# Poultry Waste and Pine Shavings



## enggass (Nov 23, 2011)

How long should I let chicken poo mixed with pine shavings from the coop compost before it is viable for use in the garden?


----------



## Charleen (May 12, 2002)

enggass said:


> How long should I let chicken poo mixed with pine shavings from the coop compost before it is viable for use in the garden?


 
We pile ours outside and let it sit at least 1 year, sometimes more. Chicken manure is extremely high in nitrogen and can be damaging, so it's best to let it compost down.


----------



## Callieslamb (Feb 27, 2007)

We put ours on straight to the garden in the spring and till it in well. The wood chips need nitrogen to decompose and the chicken litter provides it. It's really, really helps my sandy soil. 

I think we might need to qualfiy how many chickens and how much wood chips. Mine usually has more chips than pooh. A lady from the Philippines told me that as long as it was dry you could add the chicken manure straight. I can't make myself do that.


----------



## Guest (Jan 3, 2012)

Mine go straight into the garden as well.

BUT, what I use them around depends on when the shavings are spread and what the harvest date of the vegetables will be and whether it's eaten raw or not. Sweet potatoes may get a thick layer of shavings/manure tilled in the day before I plant since it's going to be three to four months before they are harvested and they are only eaten cooked.

Salad fixings and other vegetables with short growing seasons that are eaten raw would not get any poultry manure at all. They would be planted where the sweet potatoes had been so that it would be at least four months between the time of the manure application and the time of harvest.


----------



## Sonshine (Jul 27, 2007)

We clean our coop and house out just before winter and let it set through the winter and then spread it and till it in in the spring. The only thing we put it directly on is our corn, with that we make a manure tea.


----------



## CountryCabin (Mar 8, 2007)

I do deep litter in my coops so they get cleaned out spring and fall.
In fall it goes right in the garden beds, sits all winter long. Then when gardening time is near, I just rake in it into the existing soil.

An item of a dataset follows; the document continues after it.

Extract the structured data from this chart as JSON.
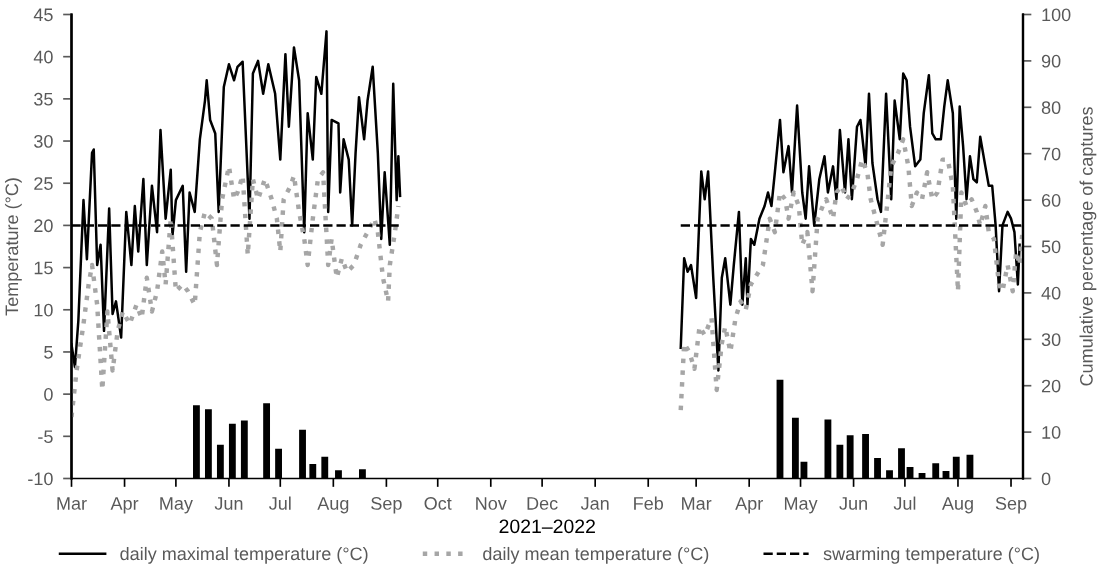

Spring it gets put into new beds or towards the outer sides of existing beds as its mostly composed already over winter. They do keep it pretty well mixed up.

If I get to much, then its a good reason to make another bed.  
I just dump it (over cardboard) where I want to make the new bed. 
Take soil out of another bed to add on top, then add more fresher goodies to the older beds and rake in.

Never had a burn problem in all the yrs I have done that.

Good luck with yours.


----------



## olivehill (Aug 17, 2009)

Ours goes directly into the garden, too. Only exception is if I don't have somewhere to put it at the time, then I'll dump it in the compost, but that's not often.


----------



## Callieslamb (Feb 27, 2007)

I also have sandy soil, which might make a difference.


----------